- First volume cover
- Genre: Girls with guns
- Written by: Tooru Fujisawa
- Published by: Kodansha
- English publisher: NA: Tokyopop;
- Magazine: Young Magazine Uppers
- Original run: 2002 – 2003
- Volumes: 4

= Rose Hip Rose =

Japanese manga series

Rose Hip Rose is a Japanese manga series written and illustrated by Tooru Fujisawa. It was serialized in Kodansha's Young Magazine Uppers from 2002 until its discontinuation in October 2004. The story would continue with the new name, Magnum Rose Hip, on the page of Shōnen Magazine. A prequel to the series, Rose Hip Zero, was published in 2005–2006. Rose Hip Rose's first volume was released in English by Tokyopop on March 12, 2008, after Rose Hip Zero had been published.

The series primarily follows Kasumi Asakura, a.k.a. Rose Hip. An amnesiac teenage high school girl, she blends in with the local high school population while fighting off criminals and terrorists with her amazing martial arts and firearms skills.

==Plot==
The manga tells the story of a high school kid named Shouhei Aiba, who mysteriously bumped into a nerdy high school female named Kasumi Asakura. At first, Shouhei thinks that Kasumi was being strange for her acrobatic skills and ability to tell different people from the crowd.

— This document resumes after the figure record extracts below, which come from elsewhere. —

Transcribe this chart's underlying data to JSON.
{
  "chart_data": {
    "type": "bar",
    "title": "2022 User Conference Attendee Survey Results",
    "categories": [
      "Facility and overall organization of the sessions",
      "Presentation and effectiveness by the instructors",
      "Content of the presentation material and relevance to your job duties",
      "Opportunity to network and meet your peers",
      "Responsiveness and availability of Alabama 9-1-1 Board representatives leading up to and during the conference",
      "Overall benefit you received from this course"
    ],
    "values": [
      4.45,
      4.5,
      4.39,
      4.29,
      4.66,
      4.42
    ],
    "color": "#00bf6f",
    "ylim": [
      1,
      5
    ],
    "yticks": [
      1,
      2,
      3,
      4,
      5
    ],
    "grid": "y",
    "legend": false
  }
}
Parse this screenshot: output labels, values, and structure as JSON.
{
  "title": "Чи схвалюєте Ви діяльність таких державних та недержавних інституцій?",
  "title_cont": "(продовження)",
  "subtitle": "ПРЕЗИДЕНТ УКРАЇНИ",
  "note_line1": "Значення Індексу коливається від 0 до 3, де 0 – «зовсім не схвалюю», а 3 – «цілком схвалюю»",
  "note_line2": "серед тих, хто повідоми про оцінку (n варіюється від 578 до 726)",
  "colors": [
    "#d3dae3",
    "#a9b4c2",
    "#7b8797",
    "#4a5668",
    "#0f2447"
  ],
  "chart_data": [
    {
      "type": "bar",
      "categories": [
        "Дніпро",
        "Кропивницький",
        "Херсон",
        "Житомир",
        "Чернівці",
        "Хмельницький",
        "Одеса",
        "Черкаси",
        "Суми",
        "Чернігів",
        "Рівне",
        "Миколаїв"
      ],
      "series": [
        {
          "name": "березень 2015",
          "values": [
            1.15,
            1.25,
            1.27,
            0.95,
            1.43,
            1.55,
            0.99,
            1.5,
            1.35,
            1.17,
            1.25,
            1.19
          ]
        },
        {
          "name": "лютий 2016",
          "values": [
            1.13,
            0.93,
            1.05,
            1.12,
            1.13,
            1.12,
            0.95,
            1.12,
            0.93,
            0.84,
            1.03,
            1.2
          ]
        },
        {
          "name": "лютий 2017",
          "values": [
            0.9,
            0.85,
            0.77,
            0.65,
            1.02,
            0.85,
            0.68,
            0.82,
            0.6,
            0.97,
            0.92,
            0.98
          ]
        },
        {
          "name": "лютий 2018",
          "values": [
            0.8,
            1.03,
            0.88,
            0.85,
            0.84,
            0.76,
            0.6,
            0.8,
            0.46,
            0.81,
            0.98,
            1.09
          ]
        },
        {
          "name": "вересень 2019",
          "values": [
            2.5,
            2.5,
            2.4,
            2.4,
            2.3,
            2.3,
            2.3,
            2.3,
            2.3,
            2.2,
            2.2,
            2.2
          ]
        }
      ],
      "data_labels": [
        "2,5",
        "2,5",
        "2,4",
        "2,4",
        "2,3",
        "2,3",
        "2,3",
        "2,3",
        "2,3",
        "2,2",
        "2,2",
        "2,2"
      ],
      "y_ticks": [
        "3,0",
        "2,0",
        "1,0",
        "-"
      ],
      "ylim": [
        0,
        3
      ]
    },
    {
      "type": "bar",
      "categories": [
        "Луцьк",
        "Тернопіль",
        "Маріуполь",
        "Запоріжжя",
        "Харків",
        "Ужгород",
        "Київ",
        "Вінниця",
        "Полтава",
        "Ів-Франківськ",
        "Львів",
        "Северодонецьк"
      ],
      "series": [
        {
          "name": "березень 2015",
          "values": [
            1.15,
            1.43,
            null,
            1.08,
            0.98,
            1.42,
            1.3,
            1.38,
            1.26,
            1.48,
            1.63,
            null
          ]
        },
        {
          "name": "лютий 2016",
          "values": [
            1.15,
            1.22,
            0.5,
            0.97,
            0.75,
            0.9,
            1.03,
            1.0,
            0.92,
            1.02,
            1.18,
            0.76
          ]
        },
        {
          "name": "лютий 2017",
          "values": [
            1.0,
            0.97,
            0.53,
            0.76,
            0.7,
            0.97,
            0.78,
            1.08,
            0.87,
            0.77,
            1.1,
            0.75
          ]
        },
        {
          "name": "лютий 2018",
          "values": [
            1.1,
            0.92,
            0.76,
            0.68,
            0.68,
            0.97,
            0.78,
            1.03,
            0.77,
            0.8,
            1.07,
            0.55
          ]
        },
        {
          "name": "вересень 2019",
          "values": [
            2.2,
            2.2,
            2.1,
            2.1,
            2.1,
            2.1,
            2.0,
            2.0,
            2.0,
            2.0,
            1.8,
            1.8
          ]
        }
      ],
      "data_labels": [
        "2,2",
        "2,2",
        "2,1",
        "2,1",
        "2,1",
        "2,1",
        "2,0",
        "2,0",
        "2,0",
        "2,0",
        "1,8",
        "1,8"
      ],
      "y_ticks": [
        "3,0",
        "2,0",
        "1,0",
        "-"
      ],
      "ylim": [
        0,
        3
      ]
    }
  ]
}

Later on, Shouhei discovers that Kasumi is actually an anti-terrorist specialist named Rose Hip. Rose Hip, lately, was ordered to engage a right-wing terrorist group led by a man whose codename is Goat. The two soon get wind of his plot to overthrow the elected Japanese government by taking hostages at the Tokyo Metropolitan Government Building and destroying it with explosives.

==Characters==
===Main===
- Kasumi Asakura
 A 17-year-old high school student with a severe case of amnesia, she was trained at a young age after going through surgery as an assassin. She is known as No Murder Angel for using rubber bullets in her firearms.
- Shouhei Aiba
 A local high school student, he gets tangled up with recent attacks on civilians in Tokyo by armed men and the later plot to bomb the Tokyo Metropolitan Government Building.
- Natsuki Toutera
 Kasumi's old ASALLT friend was when the two were being indoctrinated as child soldiers. She had transferred to Shouhei's high school to meet with Kasumi and teamed up with her to fight against Goat and his posse in the Tokyo Metropolitan Government Building crisis.

===Supporting===
- Bob
 He is Kasumi's ASALLT handler. Bob has links with the police force and uses the link to have Kasumi assist them in any way he can.
- Maruyama
 Kasumi's comrade in ASALLT. He was earlier involved in an operation to arrest Goat during a sting operation.
- Goat
 Nothing is known about him. He is a right-wing criminal and terrorist, believed to be taking orders from a teenage person named Kirito. Goat specializes in using involuntary hypnosis to either assassinate certain people or use them to make himself heard. He is also an explosives and close quarters combat expert as well.
 He died in an explosion that took him and Kasumi out after being tied up near some explosives that he took to the Tokyo Metropolitan Government Building.
- Kirito
Nothing is also known about him. Aside from being Goat's handler, he has a rose tattoo on his left hand. Kirito also sports white hair. Like Goat, he is an expert in involuntary hypnosis.
 Kasumi remembers meeting Kirito before, although she did not have the chance to speak with him. This indicates that she and Kirito had undergone the same assassin training that the two teenagers had undergone.